はて、どうしてこんなにも涙もろくなってしまったのか、自分はこんなんじゃなかった筈なのに、伝えられる事件などの背後に潜む、その人の定めというか軛というか、そんなものが記事や報道から垣間見られたりすると、もう堪え性もなく涙してしまうのだ。
どう考えても若い頃はこんなじゃなかった。
自分というものを、兄弟であれ友人であれ先輩であれ後輩であれ、あるいは本のなかの虚構の人物であれ実在の人物であれ、他者とのあいだに共通項を見出すことなどそう容易にはありえなかったし、むしろ他者と区別すること、他者との異なりにおいて自分を見出そうとしてきたし、そうやって自分の像を作ってきたのではなかったか。
それなのに、もういつ頃からだろう、60歳を境にした頃からはとくに目立ってそうなってきたような気がするのだ。
考えてみれば、これはやはり、自分自身の人生観、その転変と大きく関わりがあるのだろう、と思える。そんな気がする。
自身の向後の人生が、これ以上のことはなにほどのこともなくほぼ定まっているかに見えてしまうようになった時、人は我知らずある諦観に達してしまうのだろう。

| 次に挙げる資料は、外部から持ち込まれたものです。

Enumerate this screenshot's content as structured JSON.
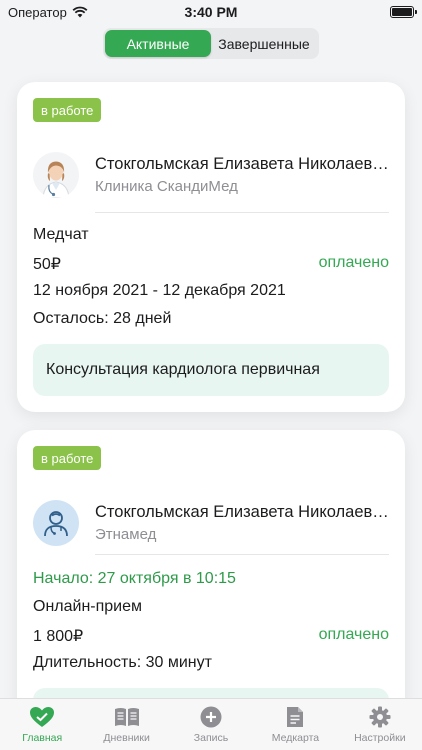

その諦観から、それまで自分とは大いに異なっていた筈の他者の人生が、そんなに違いを言いつのるほどのことじゃない、まあ五十歩百歩なんじゃないか、とそう受け止められるようになってくるのだろう。
そうなれば、無縁の他者に対してすらも同化しやすくなる、縁もゆかりもない他者の出来事にもかかわらず、その定めや軛に思わず感情移入してしまい、ついつい涙することも多くなる、ということか。
ある種の諦観や達観を境にして、たいした違いじゃない、五十歩百歩なのさ、というのも一方の真理なのだろう。
さりとはいえ、小さくとも違いは違い、その小異が大きな意味を持つ、というのもまた真理なのだろう。
願わくば、その両方に跨って大きく振れながら、残された命を生きたい、と思う。